Governments are running on “Survival Mode” and this will be transmitted to the corporate sector leading to budget shrinkage on Macro and Micro levels.
However, Insurance is still an individual necessity due to many mandatory schemes, and arising risks. Therefore, disregarding the budget shrinking, people still want to buy insurance products but for cheaper options, and here comes Micro-Insurance.
What are the benefits:
·         Risk diversification: rather than allocating marketing and underwriting budgets to corporate solutions, insurers will have the opportunity to diversify their risk portfolio and have a balanced portfolio, which will also benefit them on the reinsurer treaties negotiation.
·         Integrating in Bancassurance models: Financial institutions pride themselves of gathering all social groups under one umbrella (i.e.

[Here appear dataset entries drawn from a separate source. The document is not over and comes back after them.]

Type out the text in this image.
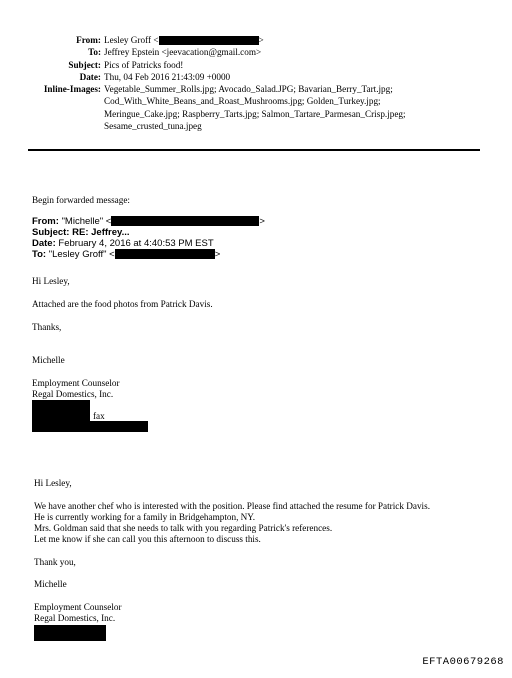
From: Lesley Groff <	>
To: Jeffrey Epstein <jeevacation@gmail.com>
Subject: Pics of Patricks food!
Date: Thu, 04 Feb 2016 21:43:09 +0000
Inline-Images: Vegetable_Summer_Rolls.jpg; Avocado_Salad.JPG; Bavarian_Berry_Tart.jpg;
Cod_With_White_Beans_and_Roast_Mushrooms.jpg; Golden_Turkey.jpg;
Meringue_Cake.jpg; Raspberry_Tarts.jpg; Salmon_Tartare_Parmesan_Crisp.jpeg;
Sesame_crusted_tuna.jpeg
Begin forwarded message:
From: "Michelle" <	>
Subject: RE: Jeffrey...
Date: February 4, 2016 at 4:40:53 PM EST
To: "Lesley Groff" <	>
Hi Lesley,
Attached are the food photos from Patrick Davis.
Thanks,
Michelle
Employment Counselor
Regal Domestics, Inc.
fax
Hi Lesley,
We have another chef who is interested with the position. Please find attached the resume for Patrick Davis.
He is currently working for a family in Bridgehampton, NY.
Mrs. Goldman said that she needs to talk with you regarding Patrick's references.
Let me know if she can call you this afternoon to discuss this.
Thank you,
Michelle
Employment Counselor
Regal Domestics, Inc.
EFTA00679268
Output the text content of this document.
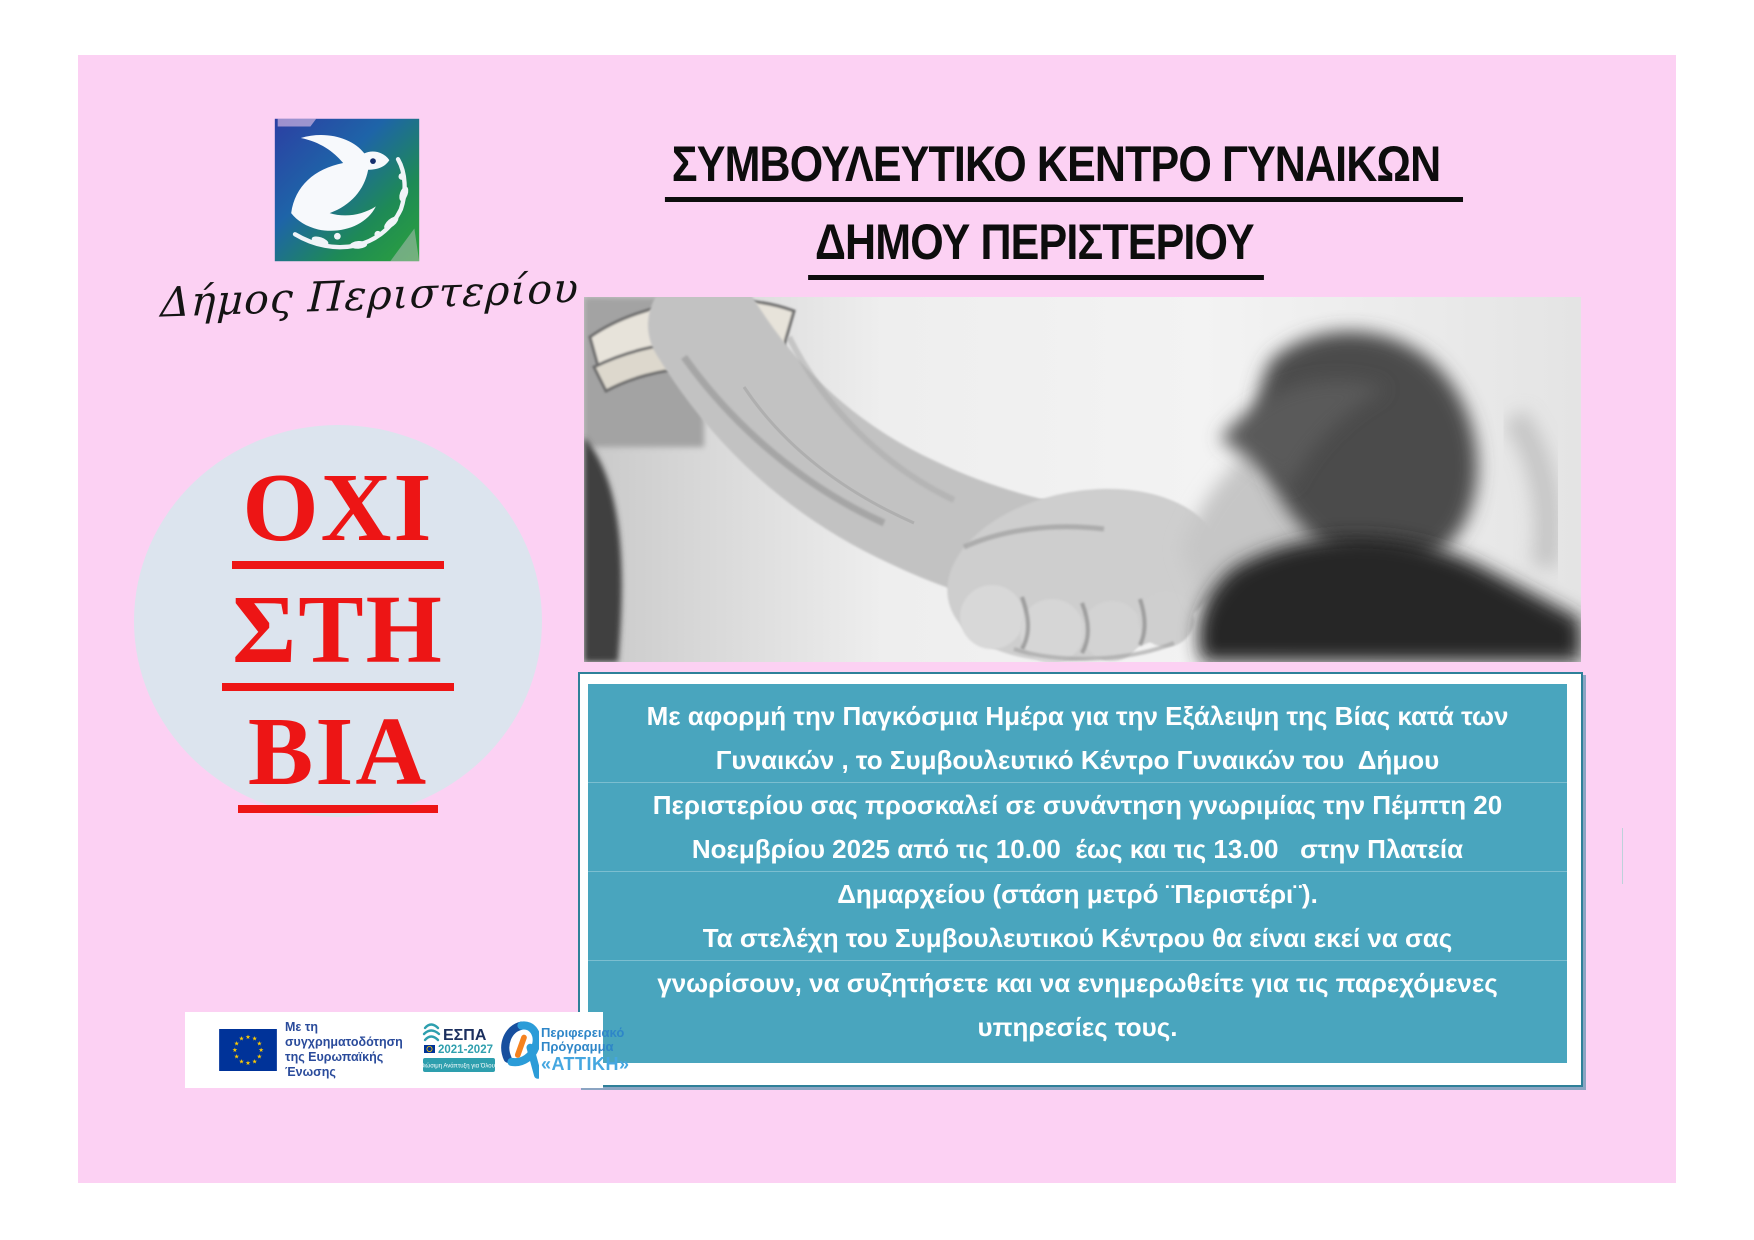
Δήμος Περιστερίου
ΣΥΜΒΟΥΛΕΥΤΙΚΟ ΚΕΝΤΡΟ ΓΥΝΑΙΚΩΝ
ΔΗΜΟΥ ΠΕΡΙΣΤΕΡΙΟΥ
ΟΧΙ
ΣΤΗ
ΒΙΑ	Με αφορμή την Παγκόσμια Ημέρα για την Εξάλειψη της Βίας κατά των
Γυναικών , το Συμβουλευτικό Κέντρο Γυναικών του  Δήμου
Περιστερίου σας προσκαλεί σε συνάντηση γνωριμίας την Πέμπτη 20
Νοεμβρίου 2025 από τις 10.00  έως και τις 13.00   στην Πλατεία
Δημαρχείου (στάση μετρό ¨Περιστέρι¨).
Τα στελέχη του Συμβουλευτικού Κέντρου θα είναι εκεί να σας
γνωρίσουν, να συζητήσετε και να ενημερωθείτε για τις παρεχόμενες
υπηρεσίες τους.
★ ★
★
★
★
★
★
★
★
★
★
★
Με τη συγχρηματοδότηση
της Ευρωπαϊκής Ένωσης
ΕΣΠΑ
2021-2027
Βιώσιμη Ανάπτυξη για Όλους
Περιφερειακό
Πρόγραμμα
«ΑΤΤΙΚΗ»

Blue collars, & While collars), thus insurers can design low premium/high volume products to attract low-income individuals (i.e. PA policies at 1 USD/month). That’s another way to benefit from a full fledge bancassurance agreement which generates added values to all stakeholders.
·         Increase in Insurance Penetration: As Insurance penetration currently on approx. 1.6% in the GCC area, and with the corporate sector being almost saturated, the opportunity is for personal insurance products to increase the overall penetration in the region. Based on my humble experience in insurance, we should adopt steve jobs philosophy to create innovative products with aggressive marketing, and the market need will arise for it.
·         Strengthening Liquidity: Micro-Insurance products are all paid upon inception, so this will enhance the insurer’s liquidity and reserve requirements, especially in markets like the UAE where new reserving regulations will be implemented in 2016.
·         Switching from Product-centric to Customer-centric product: At the end of the day, the rate is a combination of many risks and features into a certain actuary model, so each component has a certain rate in the final formula. Let’s think out of the box little bit, if we load additional 10% on each feature to cover the volume requirement, why can’t we develop a product where the client chooses the features he desires? After all, it’s his asset he wants to cover so he’s free to choose the appropriate feature for it. Welcome to Customer-Centric Era!!
At the end of the day, why should we let go something really great, just because it's gonna be hard??!!
Let's take this opportunity in 2016 and move insurance within the region into a more human industry rather than B2B investments, so the industry will become the true mirror of the society and economy equally.